The AOO .xlsx import filter is probably older than the time when the clarification of date handling was improved in the ECMA/ISO specification and in the Microsoft Excel 2010 implementation.  This would have been part of satisfying various parties about "strict" handling of ISO dates while also having the more-interoperable "n" case (the default in Excel, I believe).  It is likely that the AOO filter is more "OOOXML transitional."

The actual approach in Apache OpenOffice and in ODF 1.2 OpenFormula is a counterpart of the Excel "n" case.  

We need to check whether the equivalent of the "d" case is producible in AOO Calc.  Then having the .xslx import filter work appropriately is an additional challenge (along with .ods interop cases).

More analysis is needed.  Thanks for digging into this, Falcon.
Comment 2 Falcon 2016-07-09 19:01:59 UTC
It's in "ECMA-376, 4th Edition Office Open XML File Formats — Fundamentals and Markup Language Reference" (2012) on page 2432.

http://www.ecma-international.org/publications/files/ECMA-ST/ECMA-376,%20Fourth%20Edition,%20Part%201%20-%20Fundamentals%20And%20Markup%20Language%20Reference.zip

Hm, there are 5-th edition here: http://www.ecma-international.org/publications/standards/Ecma-376.htm
Comment 3 damjan 2023-01-07 16:42:17 UTC
Confirming on the latest Git.

It should be easy to add support for the ISO 8601 dates, it's just function SheetDataContext::onEndElement() in main/oox/source/xls/sheetdatacontext.cxx.
Comment 4 damjan 2023-01-08 08:32:49 UTC
Fixed by the following commit, resolving FIXED.

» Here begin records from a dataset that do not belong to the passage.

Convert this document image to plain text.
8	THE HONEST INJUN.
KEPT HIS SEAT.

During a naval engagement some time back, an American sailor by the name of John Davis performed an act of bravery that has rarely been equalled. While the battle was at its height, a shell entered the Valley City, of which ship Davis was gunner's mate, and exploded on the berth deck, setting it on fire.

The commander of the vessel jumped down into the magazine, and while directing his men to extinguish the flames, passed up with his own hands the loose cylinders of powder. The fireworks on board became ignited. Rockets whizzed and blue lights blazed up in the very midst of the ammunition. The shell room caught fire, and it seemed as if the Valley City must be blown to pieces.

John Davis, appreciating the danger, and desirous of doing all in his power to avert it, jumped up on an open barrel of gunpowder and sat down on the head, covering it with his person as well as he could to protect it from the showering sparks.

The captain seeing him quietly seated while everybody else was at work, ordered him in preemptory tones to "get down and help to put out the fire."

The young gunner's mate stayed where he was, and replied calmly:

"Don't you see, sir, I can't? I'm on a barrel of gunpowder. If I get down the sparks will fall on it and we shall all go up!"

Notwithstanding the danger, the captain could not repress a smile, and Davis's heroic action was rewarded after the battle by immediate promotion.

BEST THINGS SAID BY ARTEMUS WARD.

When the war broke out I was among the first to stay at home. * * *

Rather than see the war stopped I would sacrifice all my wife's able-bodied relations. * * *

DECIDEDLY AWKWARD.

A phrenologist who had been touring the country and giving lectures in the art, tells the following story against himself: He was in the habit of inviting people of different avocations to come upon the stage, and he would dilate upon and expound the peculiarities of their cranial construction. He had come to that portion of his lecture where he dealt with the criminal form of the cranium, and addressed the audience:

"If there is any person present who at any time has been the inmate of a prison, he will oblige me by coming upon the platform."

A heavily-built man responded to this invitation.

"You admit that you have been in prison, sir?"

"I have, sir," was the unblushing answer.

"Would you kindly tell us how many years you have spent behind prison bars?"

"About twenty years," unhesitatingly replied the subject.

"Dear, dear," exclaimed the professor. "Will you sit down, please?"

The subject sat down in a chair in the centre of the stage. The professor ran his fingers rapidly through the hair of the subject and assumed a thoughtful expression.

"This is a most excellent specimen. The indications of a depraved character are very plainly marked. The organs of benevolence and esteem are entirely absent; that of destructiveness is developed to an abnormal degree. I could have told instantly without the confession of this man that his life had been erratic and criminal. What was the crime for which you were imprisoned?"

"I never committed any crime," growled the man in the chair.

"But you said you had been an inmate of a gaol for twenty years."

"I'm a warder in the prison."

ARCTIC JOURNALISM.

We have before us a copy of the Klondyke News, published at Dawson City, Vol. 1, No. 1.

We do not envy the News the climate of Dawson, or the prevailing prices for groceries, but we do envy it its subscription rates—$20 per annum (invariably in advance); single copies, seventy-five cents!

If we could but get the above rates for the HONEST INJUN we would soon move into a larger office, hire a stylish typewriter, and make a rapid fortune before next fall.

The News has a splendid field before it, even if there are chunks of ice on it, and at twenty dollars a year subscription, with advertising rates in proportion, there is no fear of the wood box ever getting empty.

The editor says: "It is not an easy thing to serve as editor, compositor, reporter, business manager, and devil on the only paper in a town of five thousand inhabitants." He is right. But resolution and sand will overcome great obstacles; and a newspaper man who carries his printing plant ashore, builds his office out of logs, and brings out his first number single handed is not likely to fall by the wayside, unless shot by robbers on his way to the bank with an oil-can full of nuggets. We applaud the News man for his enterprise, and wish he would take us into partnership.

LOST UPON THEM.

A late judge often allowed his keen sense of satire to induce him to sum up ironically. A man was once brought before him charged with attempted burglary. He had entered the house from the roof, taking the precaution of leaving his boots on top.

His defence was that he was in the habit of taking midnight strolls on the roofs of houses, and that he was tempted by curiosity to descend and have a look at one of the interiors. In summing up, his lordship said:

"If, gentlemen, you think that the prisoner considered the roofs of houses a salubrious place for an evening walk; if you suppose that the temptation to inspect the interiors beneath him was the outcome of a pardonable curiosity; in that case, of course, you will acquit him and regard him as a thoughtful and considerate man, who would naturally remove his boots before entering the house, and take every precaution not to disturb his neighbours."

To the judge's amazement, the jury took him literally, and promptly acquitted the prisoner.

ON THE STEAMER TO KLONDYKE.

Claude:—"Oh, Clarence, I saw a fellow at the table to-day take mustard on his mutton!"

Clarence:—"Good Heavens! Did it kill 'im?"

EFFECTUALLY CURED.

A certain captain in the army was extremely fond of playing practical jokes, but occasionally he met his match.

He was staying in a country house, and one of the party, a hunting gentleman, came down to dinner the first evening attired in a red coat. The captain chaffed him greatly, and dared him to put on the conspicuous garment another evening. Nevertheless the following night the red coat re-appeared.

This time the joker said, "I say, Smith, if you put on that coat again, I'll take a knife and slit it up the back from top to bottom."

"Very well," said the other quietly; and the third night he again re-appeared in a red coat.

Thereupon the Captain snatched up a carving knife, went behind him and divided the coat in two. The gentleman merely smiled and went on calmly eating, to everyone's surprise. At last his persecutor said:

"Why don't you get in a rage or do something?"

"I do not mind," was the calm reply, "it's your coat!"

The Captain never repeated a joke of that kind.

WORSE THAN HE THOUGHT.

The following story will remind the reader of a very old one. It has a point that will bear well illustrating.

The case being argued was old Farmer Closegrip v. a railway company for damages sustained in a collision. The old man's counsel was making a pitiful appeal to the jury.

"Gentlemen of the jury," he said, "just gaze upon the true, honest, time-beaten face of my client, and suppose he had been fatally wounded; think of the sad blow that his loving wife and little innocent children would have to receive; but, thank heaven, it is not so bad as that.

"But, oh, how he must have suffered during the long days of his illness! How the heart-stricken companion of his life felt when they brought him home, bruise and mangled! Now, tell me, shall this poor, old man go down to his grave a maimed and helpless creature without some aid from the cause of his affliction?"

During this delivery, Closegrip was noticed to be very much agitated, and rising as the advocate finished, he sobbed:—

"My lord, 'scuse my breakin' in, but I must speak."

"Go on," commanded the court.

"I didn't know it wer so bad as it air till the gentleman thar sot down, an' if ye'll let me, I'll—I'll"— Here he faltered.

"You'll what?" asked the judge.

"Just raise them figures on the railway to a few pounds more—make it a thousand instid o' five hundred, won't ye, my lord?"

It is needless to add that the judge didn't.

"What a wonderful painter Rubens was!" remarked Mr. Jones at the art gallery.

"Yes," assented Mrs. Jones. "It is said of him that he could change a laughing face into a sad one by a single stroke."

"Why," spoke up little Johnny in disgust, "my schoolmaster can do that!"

commit 9621e552cdf723df9a998b3af4218407d6c66e37
Author: Damjan Jovanovic <...>
Date:   Sun Jan 8 10:24:33 2023 +0200

Add support for the new XLSX date type in cells, denoted with attribute t="d",
used by Excel 2010.
    
Also refactor the code so the datetime attribute in pivot tables is also parsed
by the same function, and increase the parsing accuracy to the maximum (HundredthSeconds, instead of just Seconds).
Comment 5 damjan 2023-01-08 08:45:54 UTC
*** Issue 125745 has been marked as a duplicate of this issue. ***
Comment 6 Matthias Seidel 2023-01-08 12:46:52 UTC
Cherry-picked for AOO42X with:
https://github.com/apache/openoffice/commit/f42644c3cfb90ca4340e57144e49d9c75b42db6b
Comment 7 damjan 2023-02-07 17:46:07 UTC
Cherry-picked for AOO41X in commit 1f71f1d8c317442f96cd6d435bb275ff6e97eccb.